W strefach dla kibiców organizowane są zajęcia sportowe, a mieszkańcy przedmieść mogą za darmo oglądać rozgrywki na żywo na dużych ekranach.

Jednak są też protesty. W Saint-Denis specjalny komitet obywatelski protestował kilkakrotnie przeciwko pracom budowlanym na potrzeby Igrzysk Olimpijskich.

Na przykład w mieście zbudowano nową drogę, która służy również jako wjazd na autostradę A86. Autobusy do wioski olimpijskiej jeżdżą tam i z powrotem.

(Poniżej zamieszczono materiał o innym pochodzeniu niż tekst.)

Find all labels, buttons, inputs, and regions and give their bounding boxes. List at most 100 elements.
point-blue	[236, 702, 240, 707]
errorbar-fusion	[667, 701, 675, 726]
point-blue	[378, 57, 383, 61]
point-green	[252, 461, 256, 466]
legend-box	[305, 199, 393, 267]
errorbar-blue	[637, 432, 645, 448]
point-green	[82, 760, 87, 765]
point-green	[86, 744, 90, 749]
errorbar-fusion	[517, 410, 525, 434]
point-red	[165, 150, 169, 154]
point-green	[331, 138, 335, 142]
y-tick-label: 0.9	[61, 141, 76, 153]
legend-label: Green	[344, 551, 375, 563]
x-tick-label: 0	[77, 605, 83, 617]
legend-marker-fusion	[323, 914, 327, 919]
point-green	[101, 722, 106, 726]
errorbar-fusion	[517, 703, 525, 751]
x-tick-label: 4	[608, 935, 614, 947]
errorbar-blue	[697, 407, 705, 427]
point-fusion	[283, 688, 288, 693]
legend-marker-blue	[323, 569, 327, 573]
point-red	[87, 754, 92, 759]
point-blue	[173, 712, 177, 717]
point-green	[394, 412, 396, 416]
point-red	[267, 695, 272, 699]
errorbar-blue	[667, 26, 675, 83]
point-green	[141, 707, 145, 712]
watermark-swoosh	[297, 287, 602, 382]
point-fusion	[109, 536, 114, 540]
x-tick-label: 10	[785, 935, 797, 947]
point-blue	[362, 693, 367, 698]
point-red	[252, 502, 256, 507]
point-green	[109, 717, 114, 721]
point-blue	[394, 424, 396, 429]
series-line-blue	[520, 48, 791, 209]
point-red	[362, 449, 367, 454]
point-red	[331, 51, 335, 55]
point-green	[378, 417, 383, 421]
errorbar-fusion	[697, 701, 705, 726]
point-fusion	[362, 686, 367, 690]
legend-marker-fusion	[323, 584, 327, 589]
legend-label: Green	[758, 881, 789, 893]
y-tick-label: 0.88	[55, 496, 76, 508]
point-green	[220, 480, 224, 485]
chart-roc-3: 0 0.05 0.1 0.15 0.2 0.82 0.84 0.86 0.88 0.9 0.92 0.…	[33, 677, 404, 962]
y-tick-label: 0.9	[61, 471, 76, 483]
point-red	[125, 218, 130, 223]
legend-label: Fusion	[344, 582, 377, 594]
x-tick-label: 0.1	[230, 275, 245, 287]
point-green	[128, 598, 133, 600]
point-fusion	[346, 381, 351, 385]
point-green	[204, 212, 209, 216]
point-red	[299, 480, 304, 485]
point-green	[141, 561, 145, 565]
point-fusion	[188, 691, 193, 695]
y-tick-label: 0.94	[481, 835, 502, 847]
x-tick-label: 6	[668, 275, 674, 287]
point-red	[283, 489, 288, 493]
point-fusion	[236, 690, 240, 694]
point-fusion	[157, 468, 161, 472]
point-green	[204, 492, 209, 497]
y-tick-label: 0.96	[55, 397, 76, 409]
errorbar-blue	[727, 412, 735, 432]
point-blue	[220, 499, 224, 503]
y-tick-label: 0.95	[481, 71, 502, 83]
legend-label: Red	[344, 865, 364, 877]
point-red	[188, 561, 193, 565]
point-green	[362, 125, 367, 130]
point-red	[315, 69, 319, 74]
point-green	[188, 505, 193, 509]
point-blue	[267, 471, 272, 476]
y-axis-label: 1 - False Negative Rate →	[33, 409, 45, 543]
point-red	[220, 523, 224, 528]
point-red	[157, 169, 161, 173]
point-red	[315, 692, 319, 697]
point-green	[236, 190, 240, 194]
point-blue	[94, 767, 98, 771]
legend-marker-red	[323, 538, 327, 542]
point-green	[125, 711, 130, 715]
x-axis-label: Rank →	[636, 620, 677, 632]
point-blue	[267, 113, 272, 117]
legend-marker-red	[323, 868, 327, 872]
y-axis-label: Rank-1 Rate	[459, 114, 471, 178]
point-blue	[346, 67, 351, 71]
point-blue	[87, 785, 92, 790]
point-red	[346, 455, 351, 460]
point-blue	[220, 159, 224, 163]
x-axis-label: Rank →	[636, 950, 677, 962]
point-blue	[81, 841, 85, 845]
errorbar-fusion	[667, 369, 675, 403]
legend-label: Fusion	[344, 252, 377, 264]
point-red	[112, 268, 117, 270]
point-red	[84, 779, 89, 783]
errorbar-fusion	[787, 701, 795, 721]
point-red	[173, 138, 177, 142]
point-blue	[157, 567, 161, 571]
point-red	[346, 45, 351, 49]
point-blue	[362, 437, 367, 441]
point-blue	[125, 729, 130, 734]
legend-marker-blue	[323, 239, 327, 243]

Po igrzyskach drogą będzie się również poruszać zwykły ruch.

Nowa droga znajduje się tuż obok dwóch szkół. Szkoły te uczą dzieci w wieku od 3 do 12 lat i są teraz całkowicie wciśnięte między drogi i autostrady.

Hamid Ouidir mieszka w Saint-Denis i jest członkiem lokalnego komitetu obywatelskiego.

„Różne organizacje obliczyły, że spaliny stanowią zagrożenie dla zdrowia dzieci” – mówi Ouidir.

Krytycznie wypowiada się także o Wiosce Olimpijskiej, która znajduje się zaledwie kilkaset metrów dalej.

Kilka tysięcy mieszkań, w których obecnie mieszkają sportowcy, wkrótce zostanie udostępnionych na lokalnym rynku nieruchomości.

Pierwotnie miało to być „dziedzictwo” Igrzysk: nowe domy dla mieszkańców. Jednak może się tak nie stać.

„Obiecano, że 40% w Saint-Denis stanie się mieszkaniami socjalnymi” – mówi Ouidir. „Zostało to zredukowane do 20%. 80% będzie zajmowane przez właścicieli, a ceny będą niezwykle wysokie. Dla mieszkańców tutaj jest to nieosiągalne”.